The Supreme Court has unanimously dismissed an appeal finding failure to serve a claim notice on a landlord did not invalidate the transfer of the right to take over management of a block of student flats.

Tenants sought to acquire the right to take over management of their block of converted flats through the formation of a right to manage company. The RTM company is required to serve a claim notice to acquire the right to manage the property on each person who is a landlord under a lease of the whole or any part of the premises.

The RTM company, Tudor Studios Management Company Limited, incorporated by the tenants, served the claim notice on the freeholder and the management company but not on A1 Properties, which was also a landlord, in an ‘inadvertent’ omission.

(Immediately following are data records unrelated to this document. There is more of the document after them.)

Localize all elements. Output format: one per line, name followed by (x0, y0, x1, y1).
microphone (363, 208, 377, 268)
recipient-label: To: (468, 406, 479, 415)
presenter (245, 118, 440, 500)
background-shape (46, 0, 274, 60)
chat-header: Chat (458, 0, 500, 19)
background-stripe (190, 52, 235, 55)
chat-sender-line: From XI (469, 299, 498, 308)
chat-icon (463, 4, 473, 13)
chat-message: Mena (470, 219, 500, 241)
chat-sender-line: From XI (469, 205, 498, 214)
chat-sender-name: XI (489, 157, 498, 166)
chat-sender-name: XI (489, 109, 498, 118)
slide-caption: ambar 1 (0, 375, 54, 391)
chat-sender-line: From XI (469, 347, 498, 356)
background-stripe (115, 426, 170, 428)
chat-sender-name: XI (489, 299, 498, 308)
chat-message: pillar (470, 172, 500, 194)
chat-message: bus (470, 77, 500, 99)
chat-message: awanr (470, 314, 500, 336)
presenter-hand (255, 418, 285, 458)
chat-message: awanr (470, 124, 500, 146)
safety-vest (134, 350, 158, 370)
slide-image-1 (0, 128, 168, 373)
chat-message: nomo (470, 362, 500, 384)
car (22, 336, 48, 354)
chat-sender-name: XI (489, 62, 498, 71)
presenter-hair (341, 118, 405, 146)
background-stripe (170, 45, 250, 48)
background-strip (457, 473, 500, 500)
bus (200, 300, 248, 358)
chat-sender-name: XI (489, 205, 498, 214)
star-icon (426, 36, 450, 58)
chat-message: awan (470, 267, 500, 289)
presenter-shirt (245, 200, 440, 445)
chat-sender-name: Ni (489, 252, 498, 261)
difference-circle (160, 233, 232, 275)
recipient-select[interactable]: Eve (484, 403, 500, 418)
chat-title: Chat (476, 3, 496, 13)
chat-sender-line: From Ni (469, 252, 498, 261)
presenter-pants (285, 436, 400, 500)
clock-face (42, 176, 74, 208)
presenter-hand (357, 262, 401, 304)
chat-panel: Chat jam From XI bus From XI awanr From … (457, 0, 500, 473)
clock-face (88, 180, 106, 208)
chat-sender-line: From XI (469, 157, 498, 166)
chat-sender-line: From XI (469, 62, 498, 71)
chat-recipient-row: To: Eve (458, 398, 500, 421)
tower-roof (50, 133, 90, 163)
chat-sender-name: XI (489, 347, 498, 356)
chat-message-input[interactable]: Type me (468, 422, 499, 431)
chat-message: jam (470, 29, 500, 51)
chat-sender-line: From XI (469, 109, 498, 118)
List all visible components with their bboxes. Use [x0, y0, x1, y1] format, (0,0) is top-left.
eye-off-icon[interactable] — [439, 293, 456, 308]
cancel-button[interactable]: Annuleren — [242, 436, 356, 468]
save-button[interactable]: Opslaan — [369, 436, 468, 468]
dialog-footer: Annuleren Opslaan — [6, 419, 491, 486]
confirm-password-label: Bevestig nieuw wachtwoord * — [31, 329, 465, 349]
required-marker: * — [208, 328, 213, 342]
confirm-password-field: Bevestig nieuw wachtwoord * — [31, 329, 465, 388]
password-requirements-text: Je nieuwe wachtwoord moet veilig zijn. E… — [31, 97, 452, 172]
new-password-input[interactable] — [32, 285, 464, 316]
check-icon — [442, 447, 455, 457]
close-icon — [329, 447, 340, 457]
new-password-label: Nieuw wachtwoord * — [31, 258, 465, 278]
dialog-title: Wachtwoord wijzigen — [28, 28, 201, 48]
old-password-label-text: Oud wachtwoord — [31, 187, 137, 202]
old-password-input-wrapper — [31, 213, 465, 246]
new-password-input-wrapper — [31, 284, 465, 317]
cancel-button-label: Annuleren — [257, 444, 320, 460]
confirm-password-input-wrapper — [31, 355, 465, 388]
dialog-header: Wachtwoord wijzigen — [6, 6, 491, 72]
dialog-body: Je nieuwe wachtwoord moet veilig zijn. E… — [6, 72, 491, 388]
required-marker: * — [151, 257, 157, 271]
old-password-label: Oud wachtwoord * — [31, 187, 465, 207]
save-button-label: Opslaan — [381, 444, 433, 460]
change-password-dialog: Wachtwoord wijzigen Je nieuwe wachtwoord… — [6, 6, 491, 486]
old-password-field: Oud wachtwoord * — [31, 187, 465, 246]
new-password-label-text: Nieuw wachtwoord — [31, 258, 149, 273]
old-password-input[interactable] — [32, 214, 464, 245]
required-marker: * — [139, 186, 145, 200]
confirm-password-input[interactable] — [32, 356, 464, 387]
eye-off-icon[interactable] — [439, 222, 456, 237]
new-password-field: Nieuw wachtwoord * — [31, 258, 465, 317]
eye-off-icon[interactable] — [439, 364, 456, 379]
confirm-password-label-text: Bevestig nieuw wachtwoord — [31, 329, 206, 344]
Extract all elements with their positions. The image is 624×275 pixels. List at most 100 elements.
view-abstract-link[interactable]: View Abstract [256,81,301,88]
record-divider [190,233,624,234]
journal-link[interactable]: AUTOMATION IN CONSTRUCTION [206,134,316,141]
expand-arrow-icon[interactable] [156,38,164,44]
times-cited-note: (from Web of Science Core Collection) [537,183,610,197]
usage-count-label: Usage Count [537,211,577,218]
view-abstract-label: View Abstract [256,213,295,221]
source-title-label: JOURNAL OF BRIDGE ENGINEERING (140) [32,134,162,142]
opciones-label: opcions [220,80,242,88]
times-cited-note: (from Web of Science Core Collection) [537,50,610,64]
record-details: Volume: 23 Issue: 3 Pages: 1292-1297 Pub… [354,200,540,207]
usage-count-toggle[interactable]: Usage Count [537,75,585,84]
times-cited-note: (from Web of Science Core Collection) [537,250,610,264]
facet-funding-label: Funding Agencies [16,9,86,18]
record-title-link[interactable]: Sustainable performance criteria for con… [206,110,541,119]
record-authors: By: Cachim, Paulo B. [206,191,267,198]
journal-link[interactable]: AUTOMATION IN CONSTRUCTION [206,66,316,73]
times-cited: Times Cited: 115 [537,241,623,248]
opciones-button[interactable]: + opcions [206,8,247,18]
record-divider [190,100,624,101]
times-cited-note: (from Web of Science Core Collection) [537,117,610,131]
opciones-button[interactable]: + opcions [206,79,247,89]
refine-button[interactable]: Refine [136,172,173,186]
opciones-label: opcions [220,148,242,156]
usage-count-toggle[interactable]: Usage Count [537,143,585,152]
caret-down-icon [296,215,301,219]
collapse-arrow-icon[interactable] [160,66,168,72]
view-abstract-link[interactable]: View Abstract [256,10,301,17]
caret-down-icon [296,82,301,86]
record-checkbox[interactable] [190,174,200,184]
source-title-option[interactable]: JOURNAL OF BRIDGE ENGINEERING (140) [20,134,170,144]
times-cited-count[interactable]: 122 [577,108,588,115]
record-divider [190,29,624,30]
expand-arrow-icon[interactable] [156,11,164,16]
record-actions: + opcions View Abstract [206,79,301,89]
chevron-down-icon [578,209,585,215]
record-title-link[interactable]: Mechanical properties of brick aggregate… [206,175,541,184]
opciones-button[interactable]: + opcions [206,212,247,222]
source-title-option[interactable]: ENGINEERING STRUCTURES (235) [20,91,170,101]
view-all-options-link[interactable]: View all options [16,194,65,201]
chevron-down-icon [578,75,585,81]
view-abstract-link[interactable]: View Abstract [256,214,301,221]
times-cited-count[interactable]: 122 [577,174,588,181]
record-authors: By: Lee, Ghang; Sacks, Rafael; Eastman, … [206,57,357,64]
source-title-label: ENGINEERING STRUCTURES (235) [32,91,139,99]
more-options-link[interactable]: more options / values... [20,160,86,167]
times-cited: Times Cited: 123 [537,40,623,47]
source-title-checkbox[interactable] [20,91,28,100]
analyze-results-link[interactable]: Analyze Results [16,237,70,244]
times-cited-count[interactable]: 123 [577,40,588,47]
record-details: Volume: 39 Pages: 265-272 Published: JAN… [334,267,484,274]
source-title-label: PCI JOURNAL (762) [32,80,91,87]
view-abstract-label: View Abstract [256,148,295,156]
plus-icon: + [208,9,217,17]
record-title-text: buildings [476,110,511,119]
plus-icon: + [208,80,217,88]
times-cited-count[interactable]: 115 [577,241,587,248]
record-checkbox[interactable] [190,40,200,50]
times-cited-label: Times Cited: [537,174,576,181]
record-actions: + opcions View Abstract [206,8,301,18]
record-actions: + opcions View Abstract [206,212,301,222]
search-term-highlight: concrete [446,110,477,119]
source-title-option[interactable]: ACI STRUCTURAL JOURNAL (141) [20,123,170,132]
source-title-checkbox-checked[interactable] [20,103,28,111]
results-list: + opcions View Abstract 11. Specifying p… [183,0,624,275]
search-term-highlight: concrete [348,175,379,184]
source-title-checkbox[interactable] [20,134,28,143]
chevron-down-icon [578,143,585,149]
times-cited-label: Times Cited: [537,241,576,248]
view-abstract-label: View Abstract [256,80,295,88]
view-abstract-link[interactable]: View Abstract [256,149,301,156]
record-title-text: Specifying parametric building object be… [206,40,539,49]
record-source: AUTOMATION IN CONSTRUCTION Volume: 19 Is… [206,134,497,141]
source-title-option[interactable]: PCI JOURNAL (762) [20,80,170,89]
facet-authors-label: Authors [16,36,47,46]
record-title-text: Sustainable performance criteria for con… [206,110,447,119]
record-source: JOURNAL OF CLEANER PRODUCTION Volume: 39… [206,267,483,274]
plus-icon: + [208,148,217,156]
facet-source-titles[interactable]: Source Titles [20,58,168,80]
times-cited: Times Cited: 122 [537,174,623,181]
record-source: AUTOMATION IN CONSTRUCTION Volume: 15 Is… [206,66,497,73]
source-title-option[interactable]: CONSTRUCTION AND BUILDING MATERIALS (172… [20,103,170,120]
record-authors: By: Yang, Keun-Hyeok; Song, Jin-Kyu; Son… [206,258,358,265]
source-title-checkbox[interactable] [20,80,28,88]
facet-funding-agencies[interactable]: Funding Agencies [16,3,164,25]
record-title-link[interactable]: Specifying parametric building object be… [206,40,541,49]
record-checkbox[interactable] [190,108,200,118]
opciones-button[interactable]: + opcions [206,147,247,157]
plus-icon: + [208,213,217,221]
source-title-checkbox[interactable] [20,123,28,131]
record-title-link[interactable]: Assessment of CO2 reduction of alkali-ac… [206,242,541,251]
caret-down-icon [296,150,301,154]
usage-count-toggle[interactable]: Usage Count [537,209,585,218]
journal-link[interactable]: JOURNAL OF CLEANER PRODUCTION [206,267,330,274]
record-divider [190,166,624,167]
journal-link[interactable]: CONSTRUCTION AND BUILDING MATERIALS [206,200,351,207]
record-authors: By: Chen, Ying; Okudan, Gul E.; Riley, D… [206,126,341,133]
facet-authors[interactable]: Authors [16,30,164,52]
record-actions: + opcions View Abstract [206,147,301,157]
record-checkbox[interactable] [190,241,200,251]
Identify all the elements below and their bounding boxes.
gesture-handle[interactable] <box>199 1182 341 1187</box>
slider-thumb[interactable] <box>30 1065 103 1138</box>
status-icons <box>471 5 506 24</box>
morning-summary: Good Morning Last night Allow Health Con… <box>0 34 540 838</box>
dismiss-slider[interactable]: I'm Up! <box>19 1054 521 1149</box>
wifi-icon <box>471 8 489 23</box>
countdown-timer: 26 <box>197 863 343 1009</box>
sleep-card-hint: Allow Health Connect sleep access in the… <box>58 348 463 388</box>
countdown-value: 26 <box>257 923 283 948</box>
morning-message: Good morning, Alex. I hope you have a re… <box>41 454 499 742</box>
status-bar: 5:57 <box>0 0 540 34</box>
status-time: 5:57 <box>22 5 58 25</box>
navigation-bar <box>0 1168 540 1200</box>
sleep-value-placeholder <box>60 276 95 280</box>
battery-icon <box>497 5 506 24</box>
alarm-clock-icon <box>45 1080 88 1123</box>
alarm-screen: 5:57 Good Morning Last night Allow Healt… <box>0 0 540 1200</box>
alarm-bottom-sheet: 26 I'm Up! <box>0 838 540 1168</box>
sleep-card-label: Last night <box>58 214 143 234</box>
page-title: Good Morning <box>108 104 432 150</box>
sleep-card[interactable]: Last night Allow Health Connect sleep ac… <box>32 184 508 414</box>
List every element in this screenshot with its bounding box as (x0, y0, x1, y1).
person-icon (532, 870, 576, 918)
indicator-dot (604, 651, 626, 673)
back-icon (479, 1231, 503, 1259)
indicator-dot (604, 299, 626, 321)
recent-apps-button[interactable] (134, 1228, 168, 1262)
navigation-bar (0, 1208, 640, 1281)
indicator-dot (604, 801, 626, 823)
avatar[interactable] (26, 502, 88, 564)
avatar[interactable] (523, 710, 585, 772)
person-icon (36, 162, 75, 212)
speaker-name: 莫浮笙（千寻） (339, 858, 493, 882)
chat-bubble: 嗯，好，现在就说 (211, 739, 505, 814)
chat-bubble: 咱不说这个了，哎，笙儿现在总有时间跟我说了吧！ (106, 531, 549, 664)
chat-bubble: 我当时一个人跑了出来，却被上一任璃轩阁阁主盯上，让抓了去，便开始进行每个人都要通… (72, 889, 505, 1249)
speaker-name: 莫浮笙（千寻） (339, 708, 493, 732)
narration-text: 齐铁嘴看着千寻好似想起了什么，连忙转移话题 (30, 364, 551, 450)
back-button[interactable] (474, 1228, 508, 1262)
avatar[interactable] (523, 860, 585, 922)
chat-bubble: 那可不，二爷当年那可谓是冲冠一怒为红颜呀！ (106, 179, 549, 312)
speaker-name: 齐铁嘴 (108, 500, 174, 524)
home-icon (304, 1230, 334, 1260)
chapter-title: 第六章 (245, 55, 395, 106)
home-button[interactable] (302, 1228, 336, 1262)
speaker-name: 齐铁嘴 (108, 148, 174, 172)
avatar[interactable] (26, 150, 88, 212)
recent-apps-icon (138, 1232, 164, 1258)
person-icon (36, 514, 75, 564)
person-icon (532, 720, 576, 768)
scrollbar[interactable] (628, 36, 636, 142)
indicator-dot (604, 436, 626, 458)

The First-tier Tribunal held that the Tudor’s failure to serve the claim notice on A1 did not invalidate its claim as A1 ‘has no management functions in respect of the Property under either the superior or immediate lease’. A1 appealed to the Supreme Court after its appeal in the Upper Tribunal was dismissed.

Lord Briggs and Lord Sales, with whom Lord Hamblen, Lord Leggatt and Lord Stephens agree, said: ‘The correct approach in a case where there is no express statement of the consequences of non-compliance with a statutory requirement is first to look carefully at the whole of the structure within which the requirement arises and ask what consequence of non-compliance best fits the structure as a whole.’

In A1 Properties (Sunderland) Ltd v Tudor Studios RTM Company Ltd, the judgment said the ‘simplest way to provide a legal formula to give effect to Parliament’s intention’ when a claim notice is not served on a visible landlord or stakeholder ‘is that the failure renders the transfer of the right to manage voidable…but not void’.

The ruling added: ‘It is voidable unless, or until, the tribunal approves the transfer scheme, as the outcome of the resolution of the dispute as to entitlement caused by a counter-notice by a person actually given a claim notice, or as the result of an application by the RTM company under section 85. If the scheme is disapproved by the tribunal, the RTM company will have to start again in any event.’

Lauren Fraser, senior associate at Charles Russell Speechlys, said the judgment followed a ‘commonsense’ approach. She added: ‘Following a series of cases which appeared to move away from the doctrine of strict adherence to statutory requirements in notices in property cases, the Supreme Court has today confirmed the direction of travel and provided some helpful signposts for approaching non-compliance with statutory procedure.

‘This is a “commonsense” approach and aligns with anticipated changes in the legal landscape.

‘The government has indicated that it intends to adopt the proposals of the 2020 Law Commission reports which recommend a much more simplified approach to the statutory procedure for the acquisition of statutory rights, which will have a huge impact on property notices and their effects.’